I went in the bathroom to change, eager to show off my shamrock trunks, but when I popped out, they had all left without me. I expected such shenanigans from Caco, but not from my
primas
. He probably talked them into leaving me behind. I stomped barefoot out of the room, down the hall, through the lobby, and out onto the front veranda, wanting to get as far away from them as
possible. I wanted to be alone, but there was only one empty chair, next to an old woman in a baby-blue dress. I felt as lifeless as she and the rest of the old folks seemed; all of us like seagulls peering out into the ocean at nothing and everything. Why didn’t my
primas
like me anymore? And why was Caco such a jerk?

My self-pitying thoughts were interrupted by the sounds of the old woman next to me, who kept sniffling and dabbing her nose with a linen handkerchief. My eyes were drawn to her fingernails, thick with age but perfectly manicured and painted an icy blue that matched the aquamarine cocktail ring as big as a lollipop that covered half of her middle finger. I turned my head slightly for a moment, catching a glimpse of a diamond pendant on a gold necklace pinched in the folds of skin around her neck, her wrinkled earlobes weighed down by pearl-drop earrings.
She must be rich,
I thought; so what was she doing at the crummy Copa?

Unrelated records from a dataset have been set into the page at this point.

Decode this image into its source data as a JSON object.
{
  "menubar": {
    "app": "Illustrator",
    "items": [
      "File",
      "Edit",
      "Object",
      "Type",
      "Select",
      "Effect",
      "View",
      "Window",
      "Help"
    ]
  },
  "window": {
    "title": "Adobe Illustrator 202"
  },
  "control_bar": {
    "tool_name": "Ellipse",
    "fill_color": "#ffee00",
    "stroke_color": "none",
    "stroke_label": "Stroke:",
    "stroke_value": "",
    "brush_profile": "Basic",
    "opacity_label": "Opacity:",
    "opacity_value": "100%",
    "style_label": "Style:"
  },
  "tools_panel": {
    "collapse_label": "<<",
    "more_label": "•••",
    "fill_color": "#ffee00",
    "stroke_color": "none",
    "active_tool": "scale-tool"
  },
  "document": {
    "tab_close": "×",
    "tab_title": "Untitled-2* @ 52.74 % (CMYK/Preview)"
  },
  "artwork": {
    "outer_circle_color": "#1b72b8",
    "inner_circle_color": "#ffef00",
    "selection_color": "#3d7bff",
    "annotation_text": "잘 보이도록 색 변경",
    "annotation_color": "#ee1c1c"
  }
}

“Oy, I must be allergic to you,” she blurted out, pulling off her rhinestone-trimmed glasses and letting them hang from a chain around her neck. I wasn’t sure how to respond to such a weird comment, and wanted to keep to myself. But she continued anyway, “So where you from, dahling?” “Here,” I told her. “What, you live here at the Copa? And so young too. Who knew?” she said in jest, beginning to erase the pout on my face. “No, not in Miami—in Westchester,” I explained, and told her I was here with my parents on vacation. “Oh, you’re the family that schlepped in today in that fancy Chevrolet. What a loud bunch you are,” she said, and began fanning herself. That’s when I recognized her; she was the lady who’d had words with Papá. Embarrassed, I felt obliged to be nice, though I was also curious about her strange accent, which I couldn’t place, and the way she made statements using questions. I’d never heard anyone talk like that before.